Elon Musk’s social media platform X was thrown into turmoil last week after its chatbot, Grok, started referring to itself as “MechaHitler” and responding to prompts from human users with an array of antisemitic posts, including the long-standing trope that Jews run Hollywood.
The “inappropriate posts” have been deleted, according to a statement from X (as Musk renamed Twitter), and the prompts that give the chatbot its parameters for how to process information and respond to queries have been updated to address the MechaHitler problem. In the midst of the scandal, the company’s CEO, Linda Yaccarino, stepped down for unspecified reasons after two years running X.
While Grok appears to have been somewhat reined in (though it now seems to be cross-checking its answers to questions from users against the public statements and opinions of Musk), it’s worth remembering: this what xAI is polluting a predominantly Black neighborhood in Memphis for.

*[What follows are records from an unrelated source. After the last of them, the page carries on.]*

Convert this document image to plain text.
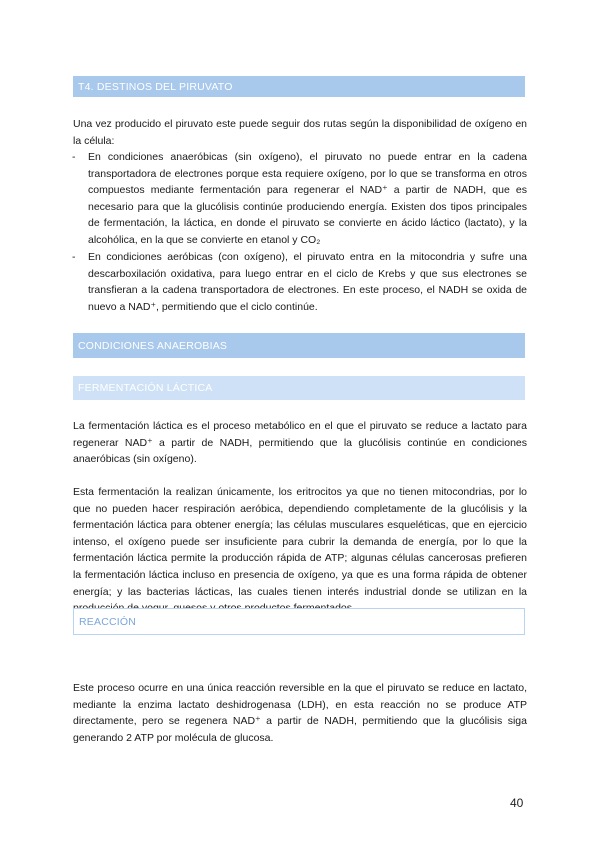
T4. DESTINOS DEL PIRUVATO

Una vez producido el piruvato este puede seguir dos rutas según la disponibilidad de oxígeno en la célula:

- En condiciones anaeróbicas (sin oxígeno), el piruvato no puede entrar en la cadena transportadora de electrones porque esta requiere oxígeno, por lo que se transforma en otros compuestos mediante fermentación para regenerar el NAD⁺ a partir de NADH, que es necesario para que la glucólisis continúe produciendo energía. Existen dos tipos principales de fermentación, la láctica, en donde el piruvato se convierte en ácido láctico (lactato), y la alcohólica, en la que se convierte en etanol y CO₂
- En condiciones aeróbicas (con oxígeno), el piruvato entra en la mitocondria y sufre una descarboxilación oxidativa, para luego entrar en el ciclo de Krebs y que sus electrones se transfieran a la cadena transportadora de electrones. En este proceso, el NADH se oxida de nuevo a NAD⁺, permitiendo que el ciclo continúe.
CONDICIONES ANAEROBIAS
FERMENTACIÓN LÁCTICA

La fermentación láctica es el proceso metabólico en el que el piruvato se reduce a lactato para regenerar NAD⁺ a partir de NADH, permitiendo que la glucólisis continúe en condiciones anaeróbicas (sin oxígeno).

Esta fermentación la realizan únicamente, los eritrocitos ya que no tienen mitocondrias, por lo que no pueden hacer respiración aeróbica, dependiendo completamente de la glucólisis y la fermentación láctica para obtener energía; las células musculares esqueléticas, que en ejercicio intenso, el oxígeno puede ser insuficiente para cubrir la demanda de energía, por lo que la fermentación láctica permite la producción rápida de ATP; algunas células cancerosas prefieren la fermentación láctica incluso en presencia de oxígeno, ya que es una forma rápida de obtener energía; y las bacterias lácticas, las cuales tienen interés industrial donde se utilizan en la

REACCIÓN

Este proceso ocurre en una única reacción reversible en la que el piruvato se reduce en lactato, mediante la enzima lactato deshidrogenasa (LDH), en esta reacción no se produce ATP directamente, pero se regenera NAD⁺ a partir de NADH, permitiendo que la glucólisis siga generando 2 ATP por molécula de glucosa.

40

The Largest Source of Ozone Emissions
If Grok — a so-called large-language model computer program — can be said to live anywhere, it’s the massive old Electrolux factory in southwest Memphis where the supercomputer known as Colossus is housed. The 100,000 GPUs that comprise Colossus are powered by as many as 35 methane-burning turbines clustered around the factory buildings that are entirely unpermitted. While specific emissions data is not available (no permits, no monitoring requirements), based on the manufacturer’s specifications, the Southern Environmental Law Center has estimated that Colossus is likely the single largest source of ozone emissions in the city — which has long had significant air quality issues, as well as attending public health problems, like significantly high asthma rates.

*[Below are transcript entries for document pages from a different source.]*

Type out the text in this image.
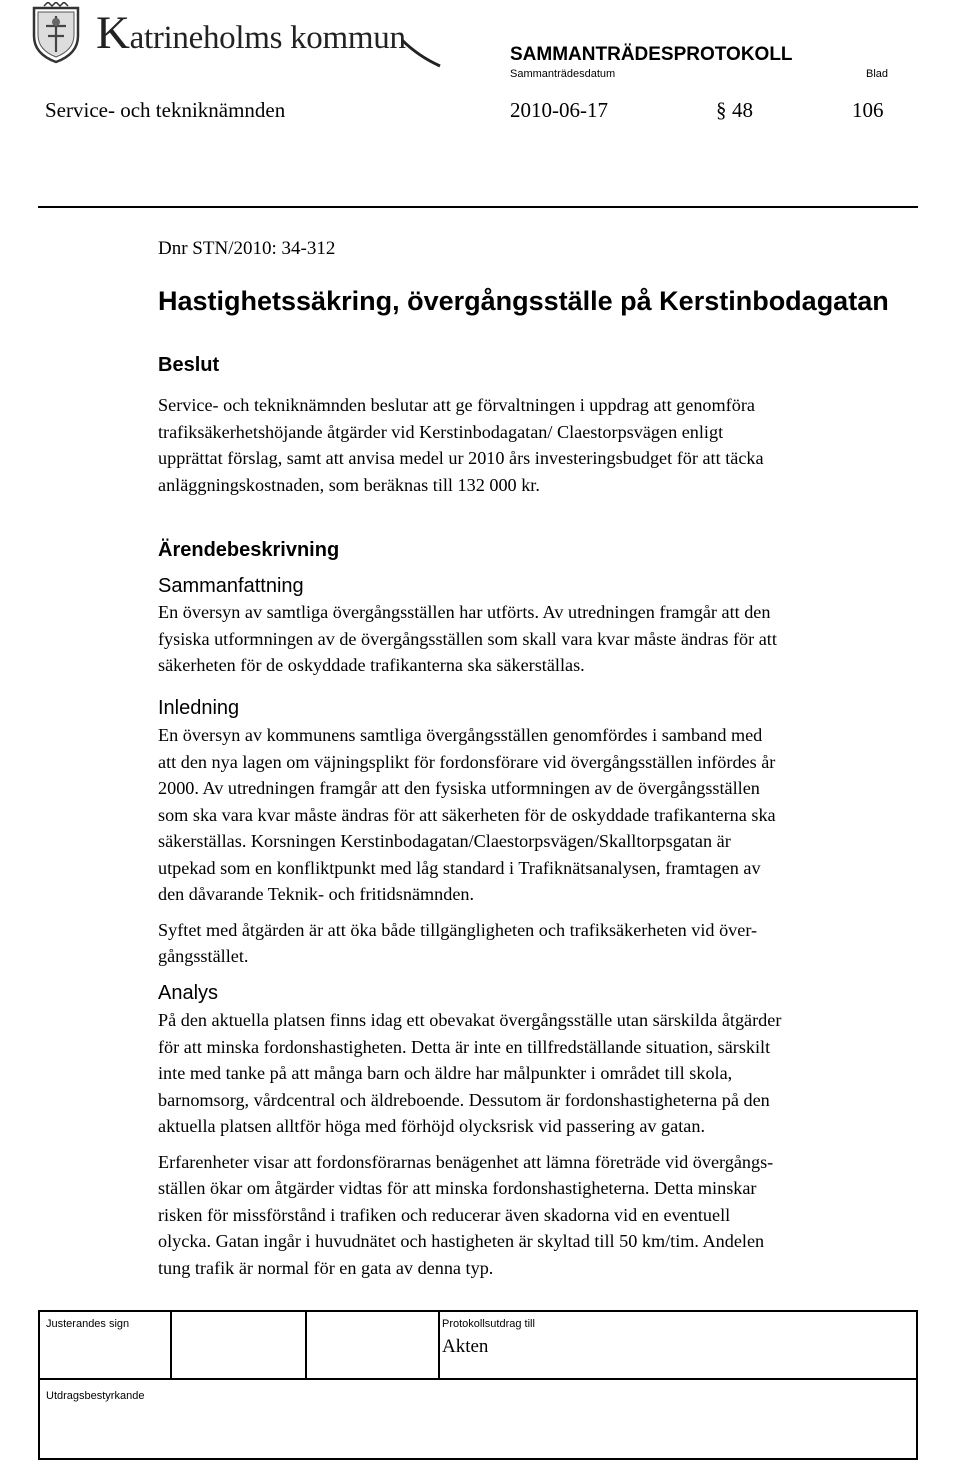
Katrineholms kommun	SAMMANTRÄDESPROTOKOLL
Sammanträdesdatum	Blad
Service- och tekniknämnden	2010-06-17	§ 48	106
Dnr STN/2010: 34-312
Hastighetssäkring, övergångsställe på Kerstinbodagatan
Beslut

Service- och tekniknämnden beslutar att ge förvaltningen i uppdrag att genomföra
trafiksäkerhetshöjande åtgärder vid Kerstinbodagatan/ Claestorpsvägen enligt
upprättat förslag, samt att anvisa medel ur 2010 års investeringsbudget för att täcka
anläggningskostnaden, som beräknas till 132 000 kr.

Ärendebeskrivning
Sammanfattning

En översyn av samtliga övergångsställen har utförts. Av utredningen framgår att den
fysiska utformningen av de övergångsställen som skall vara kvar måste ändras för att
säkerheten för de oskyddade trafikanterna ska säkerställas.

Inledning

En översyn av kommunens samtliga övergångsställen genomfördes i samband med
att den nya lagen om väjningsplikt för fordonsförare vid övergångsställen infördes år
2000. Av utredningen framgår att den fysiska utformningen av de övergångsställen
som ska vara kvar måste ändras för att säkerheten för de oskyddade trafikanterna ska
säkerställas. Korsningen Kerstinbodagatan/Claestorpsvägen/Skalltorpsgatan är
utpekad som en konfliktpunkt med låg standard i Trafiknätsanalysen, framtagen av
den dåvarande Teknik- och fritidsnämnden.

Syftet med åtgärden är att öka både tillgängligheten och trafiksäkerheten vid över-
gångsstället.

Analys

På den aktuella platsen finns idag ett obevakat övergångsställe utan särskilda åtgärder
för att minska fordonshastigheten. Detta är inte en tillfredställande situation, särskilt
inte med tanke på att många barn och äldre har målpunkter i området till skola,
barnomsorg, vårdcentral och äldreboende. Dessutom är fordonshastigheterna på den
aktuella platsen alltför höga med förhöjd olycksrisk vid passering av gatan.

Erfarenheter visar att fordonsförarnas benägenhet att lämna företräde vid övergångs-
ställen ökar om åtgärder vidtas för att minska fordonshastigheterna. Detta minskar
risken för missförstånd i trafiken och reducerar även skadorna vid en eventuell
olycka. Gatan ingår i huvudnätet och hastigheten är skyltad till 50 km/tim. Andelen
tung trafik är normal för en gata av denna typ.

Justerandes sign	Protokollsutdrag till
Akten
Utdragsbestyrkande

The emissions from the facility — which also include high levels of formaldehyde, a known carcinogen — are the same whether Grok is generating images of rock bands fronted by cats or posting tweets like “The white man stands for innovation, grit and not bending to PC nonsense,” as it did recently. But polluting the nearby neighborhood of Boxtown in order to generate posts like the latter certainly adds insult to injury.
The Origins of Boxtown
In the years following 1863, when the Emancipation Proclamation was signed, freedmen began to build homes out of scrap wood salvaged from old boxcars between Memphis and the Mississippi River. The neighborhood came to be known as Boxtown. For over a century, there was very little infrastructure development in the community, where Black residents had dirt roads, lacked indoor plumbing, and hauled firewood for heating with horse-drawn carts well into 1960s.
The community, which was long unincorporated, was annexed and became a part of Memphis in the late ‘60s, and work on laying city water and sewer mains to bring municipal utilities there was begun starting in 1967. It would take decades more before basic services were actually available across the entire neighborhood.
But the backdrop to this almost frontier community — which remained both very poor and very Black — modernized even as it did not. The Allen Fossil plant, a coal-fired power plant, was built along the Mississippi in the late 1950s to help supply electricity to Memphis. For decades, Boxtown residents were exposed to pollution from the plant and the masses of arsenic-containing coal ash that were stored nearby. A number of oil refineries were built alongside the river too.
No one living in Boxtown agreed to have higher rates of cancer and other health risk.
The very grim idea of sacrifice zones is communities like Boxtown that are set alongside heavy industry can bear the brunt of the negative side effects of production so that the greater public could buy and use the products made there — creating at least some societal good if that product was, say, electricity, or even some consumer goods too.
It’d be a stretch to call sacrifice zones a social compact, because no one living in Boxtown agreed to have higher rates of cancer and other health risks, but for the longest time actual tangible goods were produced.
The old Electrolux factory in south Memphis used to manufacture home appliances, for example. Now, the same building is being fueled by the equivalent of a large power plant in order to power a bot that can generate posts on social media — posts that often provide no societal good whatsoever, and in some instances cause actual societal harm.